这是一个简单的测试用例,应能按预期工作:
Here's a simple test-case which should work as expected:
<?php
$html = '
<html>
<head>
<title>DOMDocument test-case</title>
</head>
<body>
<div class="dummy-container">
<h1 _ngcontent-c0="" class="br-hdng"><span _ngcontent-c0="" class="pr dib">hair fall shamboo<!----></span></h1>
</div>
</body>';
$dom = new DOMDocument;
$oldSetting = libxml_use_internal_errors(true);
$dom->loadHTML( $html );
libxml_use_internal_errors($oldSetting);
$xpath = new DOMXPath( $dom );
$title = $xpath->query( '//h1[@class="br-hdng"]/span' )->item( 0 )->nodeValue;
echo $title;
您应替换 $ html
和您的 get_content()
调用的输出。如果它不起作用,则可以执行以下操作:
You should replace the contents of $html
with the output of your get_content()
call. If it doesn't work, then either:
-
使用
cURL获取HTML时出现问题
(执行var_dump($ html);
,然后再加载到DOMDocument
中查看您检索到的内容),或者...
there's something wrong with fetching the HTML with
cURL
(dovar_dump( $html );
before loading intoDOMDocument
, for instance, to see the contents you retrieved), or...

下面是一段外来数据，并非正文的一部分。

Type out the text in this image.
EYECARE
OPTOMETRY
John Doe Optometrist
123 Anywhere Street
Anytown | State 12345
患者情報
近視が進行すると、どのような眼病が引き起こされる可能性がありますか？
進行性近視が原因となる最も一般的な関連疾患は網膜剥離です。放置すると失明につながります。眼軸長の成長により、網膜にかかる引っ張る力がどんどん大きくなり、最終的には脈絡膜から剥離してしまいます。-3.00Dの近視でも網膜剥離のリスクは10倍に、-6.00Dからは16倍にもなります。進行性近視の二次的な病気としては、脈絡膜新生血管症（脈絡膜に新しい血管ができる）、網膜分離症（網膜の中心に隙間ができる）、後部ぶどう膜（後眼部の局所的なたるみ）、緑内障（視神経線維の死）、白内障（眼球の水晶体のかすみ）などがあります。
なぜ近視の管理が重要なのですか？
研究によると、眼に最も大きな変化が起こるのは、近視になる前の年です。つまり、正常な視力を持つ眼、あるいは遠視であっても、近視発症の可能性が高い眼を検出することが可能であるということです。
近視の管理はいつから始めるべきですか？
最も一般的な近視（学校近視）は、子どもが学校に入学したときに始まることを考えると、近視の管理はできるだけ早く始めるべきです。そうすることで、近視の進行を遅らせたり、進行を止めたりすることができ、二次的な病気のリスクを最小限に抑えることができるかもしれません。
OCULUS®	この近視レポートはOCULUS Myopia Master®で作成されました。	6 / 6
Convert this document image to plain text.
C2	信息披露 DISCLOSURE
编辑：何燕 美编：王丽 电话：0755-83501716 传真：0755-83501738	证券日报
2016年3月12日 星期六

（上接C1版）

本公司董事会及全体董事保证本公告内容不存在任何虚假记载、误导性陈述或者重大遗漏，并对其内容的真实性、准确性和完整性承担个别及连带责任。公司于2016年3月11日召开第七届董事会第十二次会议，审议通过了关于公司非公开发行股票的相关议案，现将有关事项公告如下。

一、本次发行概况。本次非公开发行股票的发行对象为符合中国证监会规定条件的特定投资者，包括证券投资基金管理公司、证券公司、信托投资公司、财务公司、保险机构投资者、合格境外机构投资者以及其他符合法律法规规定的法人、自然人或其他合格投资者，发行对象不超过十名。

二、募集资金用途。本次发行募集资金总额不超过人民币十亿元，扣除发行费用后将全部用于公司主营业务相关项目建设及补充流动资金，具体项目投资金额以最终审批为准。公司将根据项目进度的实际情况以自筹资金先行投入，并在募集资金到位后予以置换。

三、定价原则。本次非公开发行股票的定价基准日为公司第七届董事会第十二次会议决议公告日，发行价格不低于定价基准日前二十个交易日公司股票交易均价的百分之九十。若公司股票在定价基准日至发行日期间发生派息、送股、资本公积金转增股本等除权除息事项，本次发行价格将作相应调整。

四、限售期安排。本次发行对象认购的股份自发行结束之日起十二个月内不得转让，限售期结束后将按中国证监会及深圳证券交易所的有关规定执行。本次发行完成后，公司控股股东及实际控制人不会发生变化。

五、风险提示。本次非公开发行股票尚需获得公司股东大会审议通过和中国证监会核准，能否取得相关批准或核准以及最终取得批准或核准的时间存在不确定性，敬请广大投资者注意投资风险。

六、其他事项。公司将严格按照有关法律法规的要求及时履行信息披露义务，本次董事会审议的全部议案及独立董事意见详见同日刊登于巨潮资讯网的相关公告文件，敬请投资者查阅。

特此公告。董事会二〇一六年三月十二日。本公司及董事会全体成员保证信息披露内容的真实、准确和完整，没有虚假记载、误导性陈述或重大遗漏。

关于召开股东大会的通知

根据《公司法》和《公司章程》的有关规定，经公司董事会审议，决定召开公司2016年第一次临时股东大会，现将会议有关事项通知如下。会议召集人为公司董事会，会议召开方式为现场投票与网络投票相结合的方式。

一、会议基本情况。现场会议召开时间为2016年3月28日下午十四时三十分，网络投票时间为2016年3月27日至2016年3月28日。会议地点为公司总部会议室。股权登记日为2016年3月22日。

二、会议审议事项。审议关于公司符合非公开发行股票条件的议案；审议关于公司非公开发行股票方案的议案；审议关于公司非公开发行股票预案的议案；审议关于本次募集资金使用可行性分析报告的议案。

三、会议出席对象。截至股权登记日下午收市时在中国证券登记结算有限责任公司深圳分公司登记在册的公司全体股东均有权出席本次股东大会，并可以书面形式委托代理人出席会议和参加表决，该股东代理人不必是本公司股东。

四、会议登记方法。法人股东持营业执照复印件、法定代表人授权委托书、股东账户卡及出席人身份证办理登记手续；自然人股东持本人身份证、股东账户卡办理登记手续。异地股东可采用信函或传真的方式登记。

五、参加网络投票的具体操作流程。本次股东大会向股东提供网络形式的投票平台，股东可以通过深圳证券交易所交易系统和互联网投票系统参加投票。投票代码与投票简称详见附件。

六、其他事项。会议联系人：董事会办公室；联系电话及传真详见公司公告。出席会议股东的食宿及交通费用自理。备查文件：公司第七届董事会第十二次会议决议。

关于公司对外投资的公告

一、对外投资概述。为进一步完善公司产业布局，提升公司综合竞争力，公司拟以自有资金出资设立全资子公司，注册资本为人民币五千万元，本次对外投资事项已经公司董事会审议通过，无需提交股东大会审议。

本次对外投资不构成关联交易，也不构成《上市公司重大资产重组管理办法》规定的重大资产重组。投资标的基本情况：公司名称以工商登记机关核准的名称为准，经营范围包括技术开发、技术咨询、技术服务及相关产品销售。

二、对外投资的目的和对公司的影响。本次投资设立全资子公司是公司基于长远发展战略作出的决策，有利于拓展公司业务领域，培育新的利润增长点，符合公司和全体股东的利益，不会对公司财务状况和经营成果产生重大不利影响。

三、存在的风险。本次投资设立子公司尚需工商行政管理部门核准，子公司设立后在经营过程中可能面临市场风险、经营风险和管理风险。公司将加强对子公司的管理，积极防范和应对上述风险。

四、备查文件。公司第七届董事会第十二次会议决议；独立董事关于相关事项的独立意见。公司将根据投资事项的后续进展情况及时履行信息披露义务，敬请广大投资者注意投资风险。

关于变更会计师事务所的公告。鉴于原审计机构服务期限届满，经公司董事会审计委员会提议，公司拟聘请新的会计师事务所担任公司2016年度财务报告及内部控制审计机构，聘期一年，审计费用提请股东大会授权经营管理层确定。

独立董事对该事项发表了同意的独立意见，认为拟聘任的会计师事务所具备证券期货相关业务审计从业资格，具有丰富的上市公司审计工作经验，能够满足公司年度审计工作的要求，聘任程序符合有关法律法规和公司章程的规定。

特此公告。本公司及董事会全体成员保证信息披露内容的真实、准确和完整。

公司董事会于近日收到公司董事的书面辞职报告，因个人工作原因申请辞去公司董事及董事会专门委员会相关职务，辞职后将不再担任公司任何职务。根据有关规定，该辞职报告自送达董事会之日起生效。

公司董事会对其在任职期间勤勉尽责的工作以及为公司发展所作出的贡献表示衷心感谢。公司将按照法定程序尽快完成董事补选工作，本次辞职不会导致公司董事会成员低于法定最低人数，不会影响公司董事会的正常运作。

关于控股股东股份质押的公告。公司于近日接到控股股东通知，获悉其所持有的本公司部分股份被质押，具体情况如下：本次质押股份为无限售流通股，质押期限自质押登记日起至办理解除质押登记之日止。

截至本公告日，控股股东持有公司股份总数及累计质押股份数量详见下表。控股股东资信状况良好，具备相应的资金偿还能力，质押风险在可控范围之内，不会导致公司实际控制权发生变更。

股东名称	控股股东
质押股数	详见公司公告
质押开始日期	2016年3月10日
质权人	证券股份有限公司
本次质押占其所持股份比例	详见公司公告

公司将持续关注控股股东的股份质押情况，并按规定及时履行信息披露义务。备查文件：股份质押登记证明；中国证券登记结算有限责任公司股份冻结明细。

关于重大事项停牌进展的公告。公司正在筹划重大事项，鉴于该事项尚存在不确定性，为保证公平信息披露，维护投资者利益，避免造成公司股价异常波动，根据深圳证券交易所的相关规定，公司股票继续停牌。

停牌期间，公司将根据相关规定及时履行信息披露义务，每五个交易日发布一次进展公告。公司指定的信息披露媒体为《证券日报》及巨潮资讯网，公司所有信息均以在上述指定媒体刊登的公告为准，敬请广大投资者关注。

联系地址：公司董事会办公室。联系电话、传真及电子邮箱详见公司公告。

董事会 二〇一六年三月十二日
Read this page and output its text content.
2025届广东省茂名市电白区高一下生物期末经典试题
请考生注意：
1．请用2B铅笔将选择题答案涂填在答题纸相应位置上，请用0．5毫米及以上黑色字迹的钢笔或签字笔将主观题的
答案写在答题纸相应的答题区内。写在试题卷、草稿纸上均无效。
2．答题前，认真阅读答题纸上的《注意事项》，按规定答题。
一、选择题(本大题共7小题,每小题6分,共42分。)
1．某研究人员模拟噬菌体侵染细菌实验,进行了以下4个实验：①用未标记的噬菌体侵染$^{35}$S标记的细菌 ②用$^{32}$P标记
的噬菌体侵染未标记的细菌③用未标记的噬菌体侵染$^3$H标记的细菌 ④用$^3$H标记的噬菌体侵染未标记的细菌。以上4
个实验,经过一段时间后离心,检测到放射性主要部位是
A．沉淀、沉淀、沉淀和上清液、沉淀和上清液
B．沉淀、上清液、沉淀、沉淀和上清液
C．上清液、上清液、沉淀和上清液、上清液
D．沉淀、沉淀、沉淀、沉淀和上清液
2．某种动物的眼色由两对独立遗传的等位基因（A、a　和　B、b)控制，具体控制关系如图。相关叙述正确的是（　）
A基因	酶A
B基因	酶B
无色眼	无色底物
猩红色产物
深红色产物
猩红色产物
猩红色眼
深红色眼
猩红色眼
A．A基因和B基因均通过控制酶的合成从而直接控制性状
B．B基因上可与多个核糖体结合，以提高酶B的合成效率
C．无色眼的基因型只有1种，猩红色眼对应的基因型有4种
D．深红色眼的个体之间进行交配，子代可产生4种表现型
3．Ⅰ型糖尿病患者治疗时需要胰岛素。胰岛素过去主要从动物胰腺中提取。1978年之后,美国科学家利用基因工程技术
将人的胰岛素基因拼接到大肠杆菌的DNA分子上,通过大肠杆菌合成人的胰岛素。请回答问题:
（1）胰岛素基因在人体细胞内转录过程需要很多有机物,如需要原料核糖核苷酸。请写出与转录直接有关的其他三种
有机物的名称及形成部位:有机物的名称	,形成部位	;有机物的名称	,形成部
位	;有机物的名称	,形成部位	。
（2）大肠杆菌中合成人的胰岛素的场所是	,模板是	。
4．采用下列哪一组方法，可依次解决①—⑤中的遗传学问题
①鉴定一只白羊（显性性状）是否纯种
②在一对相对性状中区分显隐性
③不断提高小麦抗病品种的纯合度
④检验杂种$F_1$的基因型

也许您正在命名空间中工作,在这种情况下,应在<$ c $之前加一个反斜杠。 c> DOMDocument 和 DOMXPath
,即: new \DOMDocument;
和新的\DOMXPath($ dom);
。
perhaps you are working inside a namespace, in which case you should prepend a backslash before DOMDocument
and DOMXPath
, i.e.: new \DOMDocument;
and new \DOMXPath( $dom );
.
1。 LibXML是DOMDocument用来解析XML / HTML文档的XML库。
这篇关于无法从网页获取某些标题的文章就介绍到这了,希望我们推荐的答案对大家有所帮助,也希望大家多多支持IT屋!